Does anyone else experience random server instability?

Our server with Iworx-CP has been very stable since the day we set it up, but recently it has been acting a bit under the weather. I have yet to find any log messages associated with the instability. :frowning:

Everything will be working just fine, and suddenly several/most of the virtual hosts of Apache will stop serving requests. The virtual hosts that die are all on the same IP(s), but others continue to load (all on other IP’s). The auo-restart feature of IWorx-CP can do nothing because Apache is still technically running, therefore a manual restart of Apache is required to fix the problem.

The MySQL daemon will do the same thing. It will be functioning just fine, and suddenly stop answering requests completely. This causes any DB-enabled pages to break. What’s worse, all blogs and e-commerce stores fail altogether – with full page messages like “WordPress could not connect to the DB.” A manual restart of MySQL is required to fix the problem.

Regarding the server specs, it is a Dual P4 2.8 GHz w/ 1 GB of RAM, mirrored SCSI RAID1 w/ hotspare, redundant PSU, and Redhat Linux Enterprise 4. We only have ~25 domains (businesses/friends we know), and no one (except me and one other) has shell access. The server is definitely not under load, but the problem always presents itself while we are doing a lot of active work on a customer’s e-store or blog. (That means we never arrive at work to find the server failing. It only fails when we are actively working with it.)

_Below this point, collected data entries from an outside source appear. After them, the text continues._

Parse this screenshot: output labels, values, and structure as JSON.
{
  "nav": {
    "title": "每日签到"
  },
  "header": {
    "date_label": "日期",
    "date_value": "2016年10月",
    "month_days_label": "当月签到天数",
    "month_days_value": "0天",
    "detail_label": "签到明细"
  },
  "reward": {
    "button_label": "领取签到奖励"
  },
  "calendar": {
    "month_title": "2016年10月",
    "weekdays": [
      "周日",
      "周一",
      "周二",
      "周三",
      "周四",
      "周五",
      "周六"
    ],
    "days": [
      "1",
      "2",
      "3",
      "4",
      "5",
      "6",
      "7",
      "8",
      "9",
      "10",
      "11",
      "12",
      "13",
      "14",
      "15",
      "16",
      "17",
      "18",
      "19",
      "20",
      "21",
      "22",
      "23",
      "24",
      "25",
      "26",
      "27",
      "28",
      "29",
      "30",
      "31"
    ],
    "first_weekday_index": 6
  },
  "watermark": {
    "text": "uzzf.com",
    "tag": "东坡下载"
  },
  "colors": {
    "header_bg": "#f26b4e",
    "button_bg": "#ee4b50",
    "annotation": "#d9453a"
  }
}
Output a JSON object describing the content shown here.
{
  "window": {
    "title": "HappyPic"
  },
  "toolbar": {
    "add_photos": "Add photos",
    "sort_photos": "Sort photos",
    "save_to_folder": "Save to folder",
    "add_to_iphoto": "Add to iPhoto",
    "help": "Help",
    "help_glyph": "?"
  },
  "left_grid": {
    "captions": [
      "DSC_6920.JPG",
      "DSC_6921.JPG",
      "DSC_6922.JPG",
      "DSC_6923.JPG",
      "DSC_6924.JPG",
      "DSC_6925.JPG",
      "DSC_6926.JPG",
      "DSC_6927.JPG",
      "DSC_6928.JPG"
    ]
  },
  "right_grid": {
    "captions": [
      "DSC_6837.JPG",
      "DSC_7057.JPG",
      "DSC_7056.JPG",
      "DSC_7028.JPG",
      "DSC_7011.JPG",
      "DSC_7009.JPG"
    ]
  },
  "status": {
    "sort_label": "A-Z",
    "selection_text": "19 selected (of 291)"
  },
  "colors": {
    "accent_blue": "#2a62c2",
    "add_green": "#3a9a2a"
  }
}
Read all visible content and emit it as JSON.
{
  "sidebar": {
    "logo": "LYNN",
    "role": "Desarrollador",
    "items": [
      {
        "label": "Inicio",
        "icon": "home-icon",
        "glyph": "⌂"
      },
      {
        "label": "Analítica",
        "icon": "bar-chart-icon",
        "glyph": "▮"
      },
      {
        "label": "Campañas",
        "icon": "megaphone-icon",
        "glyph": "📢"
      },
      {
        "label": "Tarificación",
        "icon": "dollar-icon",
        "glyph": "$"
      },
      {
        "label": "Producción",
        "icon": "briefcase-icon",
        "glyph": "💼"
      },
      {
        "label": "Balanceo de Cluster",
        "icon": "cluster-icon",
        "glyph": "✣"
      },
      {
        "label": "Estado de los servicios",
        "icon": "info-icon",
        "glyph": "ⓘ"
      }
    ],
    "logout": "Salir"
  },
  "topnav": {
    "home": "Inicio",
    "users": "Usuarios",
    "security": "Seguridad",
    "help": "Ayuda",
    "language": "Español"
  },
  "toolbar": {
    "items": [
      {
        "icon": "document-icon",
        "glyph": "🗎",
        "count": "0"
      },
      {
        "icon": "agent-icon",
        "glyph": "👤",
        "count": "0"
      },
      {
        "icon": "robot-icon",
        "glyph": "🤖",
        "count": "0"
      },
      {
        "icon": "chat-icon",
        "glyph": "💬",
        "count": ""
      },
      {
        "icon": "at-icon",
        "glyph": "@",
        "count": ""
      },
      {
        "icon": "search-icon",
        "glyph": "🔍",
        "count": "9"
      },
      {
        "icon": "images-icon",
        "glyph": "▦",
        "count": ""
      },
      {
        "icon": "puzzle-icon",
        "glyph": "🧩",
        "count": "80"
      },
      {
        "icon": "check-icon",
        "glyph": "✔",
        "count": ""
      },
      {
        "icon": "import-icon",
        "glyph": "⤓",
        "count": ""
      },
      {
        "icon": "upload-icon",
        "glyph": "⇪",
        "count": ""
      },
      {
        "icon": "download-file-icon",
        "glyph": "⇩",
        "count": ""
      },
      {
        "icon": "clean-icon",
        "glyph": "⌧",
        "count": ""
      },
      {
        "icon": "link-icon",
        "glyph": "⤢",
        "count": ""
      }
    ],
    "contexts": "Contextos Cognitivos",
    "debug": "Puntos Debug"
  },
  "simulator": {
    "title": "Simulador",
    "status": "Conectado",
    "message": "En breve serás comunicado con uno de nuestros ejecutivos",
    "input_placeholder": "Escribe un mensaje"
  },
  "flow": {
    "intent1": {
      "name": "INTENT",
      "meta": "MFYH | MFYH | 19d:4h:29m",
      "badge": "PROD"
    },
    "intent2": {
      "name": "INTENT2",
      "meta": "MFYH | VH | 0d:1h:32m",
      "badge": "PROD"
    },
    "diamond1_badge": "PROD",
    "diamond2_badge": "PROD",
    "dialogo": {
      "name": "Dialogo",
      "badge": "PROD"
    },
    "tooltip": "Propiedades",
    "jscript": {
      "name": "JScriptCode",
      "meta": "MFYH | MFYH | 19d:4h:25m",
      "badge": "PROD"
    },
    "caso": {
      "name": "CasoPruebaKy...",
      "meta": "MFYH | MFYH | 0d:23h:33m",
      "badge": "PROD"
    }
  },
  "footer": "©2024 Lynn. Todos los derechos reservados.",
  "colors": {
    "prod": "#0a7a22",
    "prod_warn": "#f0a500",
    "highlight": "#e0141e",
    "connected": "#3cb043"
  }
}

Does anyone else experience issues like this? We have had 10+ months uptime on this server without a single “problem,” and now this sort of thing is happening at least 1-3 times per week. Very frustrating…

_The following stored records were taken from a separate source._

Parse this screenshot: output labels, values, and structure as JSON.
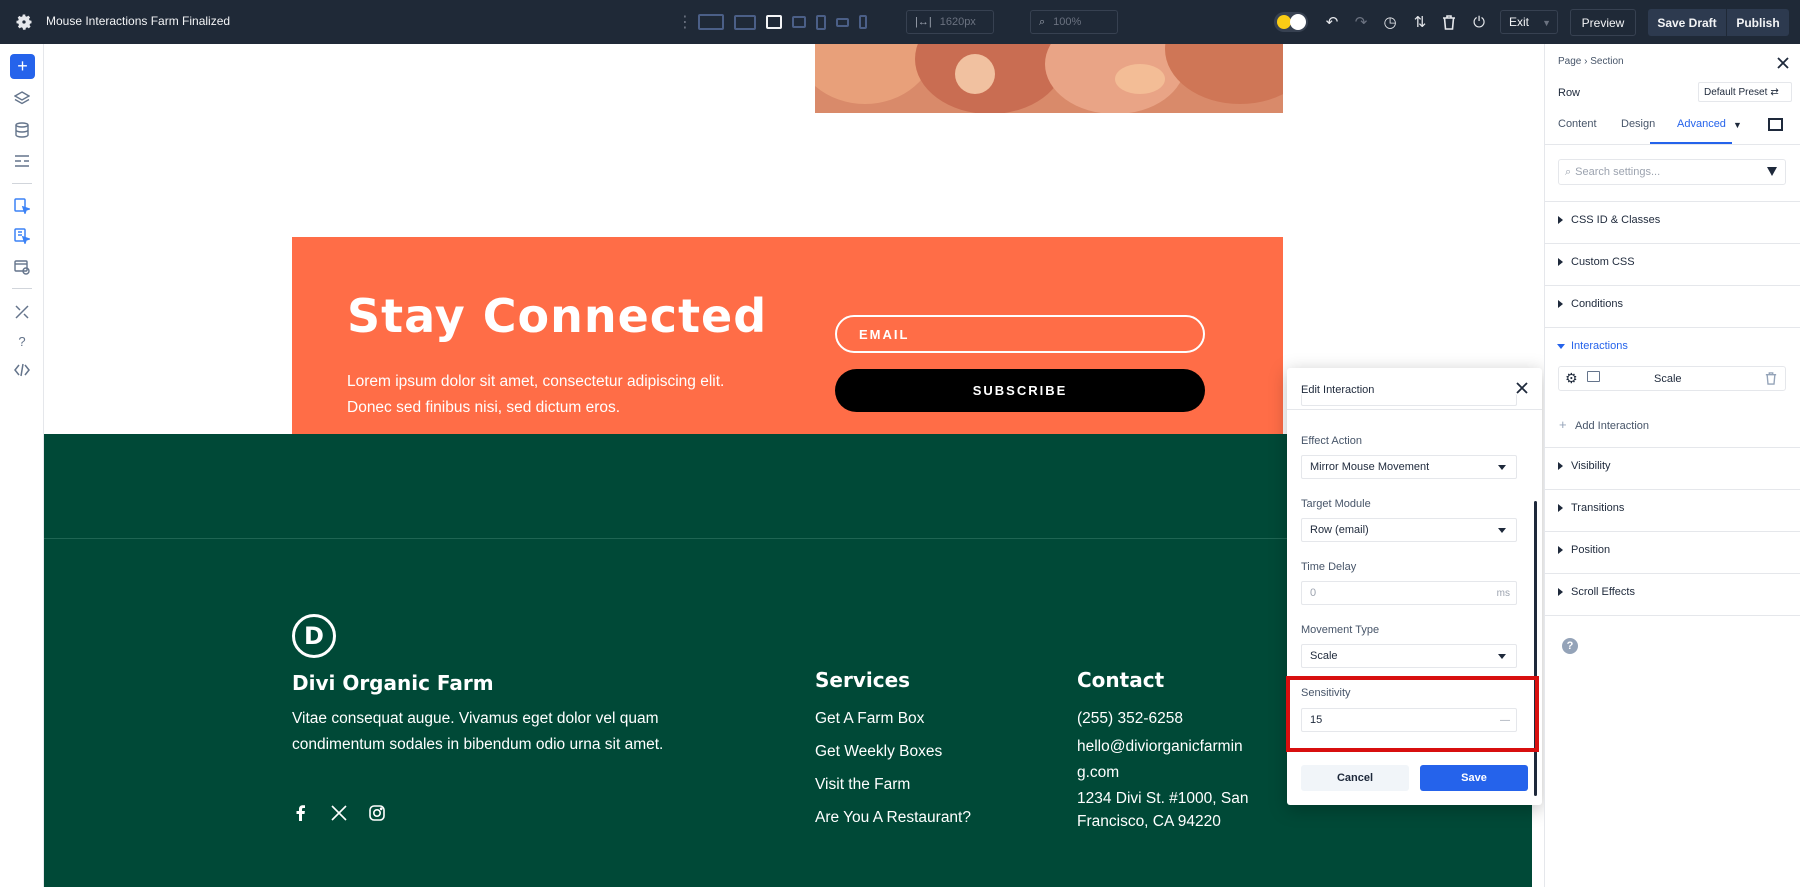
{
  "topbar": {
    "title": "Mouse Interactions  Farm Finalized",
    "width_value": "1620px",
    "zoom_value": "100%",
    "exit_label": "Exit",
    "preview_label": "Preview",
    "save_draft_label": "Save Draft",
    "publish_label": "Publish"
  },
  "canvas": {
    "cta": {
      "heading": "Stay Connected",
      "body": "Lorem ipsum dolor sit amet, consectetur adipiscing elit. Donec sed finibus nisi, sed dictum eros.",
      "email_placeholder": "EMAIL",
      "subscribe_label": "SUBSCRIBE"
    },
    "footer": {
      "logo_letter": "D",
      "brand_title": "Divi Organic Farm",
      "brand_text": "Vitae consequat augue. Vivamus eget dolor vel quam condimentum sodales in bibendum odio urna sit amet.",
      "services_title": "Services",
      "services": [
        "Get A Farm Box",
        "Get Weekly Boxes",
        "Visit the Farm",
        "Are You A Restaurant?"
      ],
      "contact_title": "Contact",
      "phone": "(255) 352-6258",
      "email": "hello@diviorganicfarming.com",
      "address": "1234 Divi St. #1000, San Francisco, CA 94220"
    }
  },
  "modal": {
    "title": "Edit Interaction",
    "effect_action_label": "Effect Action",
    "effect_action_value": "Mirror Mouse Movement",
    "target_module_label": "Target Module",
    "target_module_value": "Row (email)",
    "time_delay_label": "Time Delay",
    "time_delay_value": "0",
    "time_delay_unit": "ms",
    "movement_type_label": "Movement Type",
    "movement_type_value": "Scale",
    "sensitivity_label": "Sensitivity",
    "sensitivity_value": "15",
    "sensitivity_unit": "—",
    "cancel_label": "Cancel",
    "save_label": "Save"
  },
  "panel": {
    "breadcrumb_page": "Page",
    "breadcrumb_section": "Section",
    "element_label": "Row",
    "preset_label": "Default Preset",
    "tabs": [
      "Content",
      "Design",
      "Advanced"
    ],
    "active_tab": "Advanced",
    "search_placeholder": "Search settings...",
    "sections": [
      "CSS ID & Classes",
      "Custom CSS",
      "Conditions",
      "Interactions",
      "Visibility",
      "Transitions",
      "Position",
      "Scroll Effects"
    ],
    "interaction_item": "Scale",
    "add_interaction_label": "Add Interaction",
    "help_glyph": "?"
  },
  "colors": {
    "topbar_bg": "#1f2937",
    "accent": "#2563eb",
    "cta_bg": "#ff6d47",
    "footer_bg": "#004937",
    "highlight": "#d80f0f"
  }
}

Have you tried “tweaking” your configuration settings for the daemons you have mentioned?

Maybe an increase in the MySQL MAx connections, and the same setting in Apache?

By default, the Interworx servers use default Apache/MySQL settings, so some tweaking will alwaysbe required in different environments.

EverythingWeb,

Thanks for your input. After observing the server more, it did appear that the MaxClients of Apache was being reached. I have quadrupled the limits and reduced the KeepAlive timeout. (The same goes for MySQL.) Now the server appears to be holding fine.

So a few questions come to mind:[LIST=1]

  • Why does Apache fail forever after hitting the MaxClients value?
  • The log shows evidence of SIGTERM and child processes seg faulting when the limit is reached. Is that to be expected? (I figured MaxClients would just mean reduced service until the spike leveled off.)
  • Why does the InterWorx-CP auto-restart feature not help? I have seen the server down for up to 30min, but the setting is enabled.
  • Are the Apache defaults tuned for a Pentium 200? :) We apparently exceeded their expectations with an averge 1-2% CPU usage and very low bandwith consumption. :D[/LIST]
    1. Why does Apache fail forever after hitting the MaxClients value?
    2. The log shows evidence of SIGTERM and child processes seg faulting when the limit is reached. Is that to be expected? (I figured MaxClients would just mean reduced service until the spike leveled off.)

    segfaults should not be expected. This could point to a larger issue jimp as hitting the maxclients isn’t “bad” in the sense that it makes apache unstable. It may slow your machine down depending on the memor that’s installed but segfaults shouldn’t be the norm for any program.

    1. Why does the InterWorx-CP auto-restart feature not help? I have seen the server down for up to 30min, but the setting is enabled.

    The auto-restart system, at least as it applies to Apache is powered by SIM, which is a (great) tool from rfx-networks. The way we have it configured it polls http://127.0.0.1/watch-flush I believe to make sure that URL is alive. If it is then SIM assumes that Apache is alive. Are you sure Apache is 100% down (even from localhost)?

    1. Are the Apache defaults tuned for a Pentium 200? We apparently exceeded their expectations with an averge 1-2% CPU usage and very low bandwith consumption.

    The defaults are pretty conservative so while I wouldn’t say they were tuned for a Pentium 200 they will almost always need some tweaking based on your setup.

    Regarding the issues in general I’m honestly not sure. I wouldn’t mind checking out a ‘ps aux’ when the symtoms are occuring and also a listing of the currently running mysql queries (viewable from nodeworx or a utility such a mytop).

    Chris

    We have had a few power-related incidents with our data center, which eventually led to minor file system corruption. I suppose it is possible a component is corrupted. Would it hurt to uninstall/reinstall the Apache RPM – to freshen the installation?

    No, it is not 100% down. Some IP’s work (the box has 12 configured), but most of them are dead. 127.0.0.1 must still be alive.

    I’ll instruct everyone to record this extra data if it happens again. We have been taking snap shots of error_log and recording the date and time, but the running processes and active queries have not been recorded. It is somewhat unlikely we are going to see it again anytime soon, though. At least I hope not. Increasing the limits has allowed the Apache process to continue uninterrupted for days now, and I really need to respect the e-commerce stores that are depending on that server. (Otherwise, I would rather dig until the problem is identified and fixed properly.)

    Thanks EverythingWeb and Chris for your help!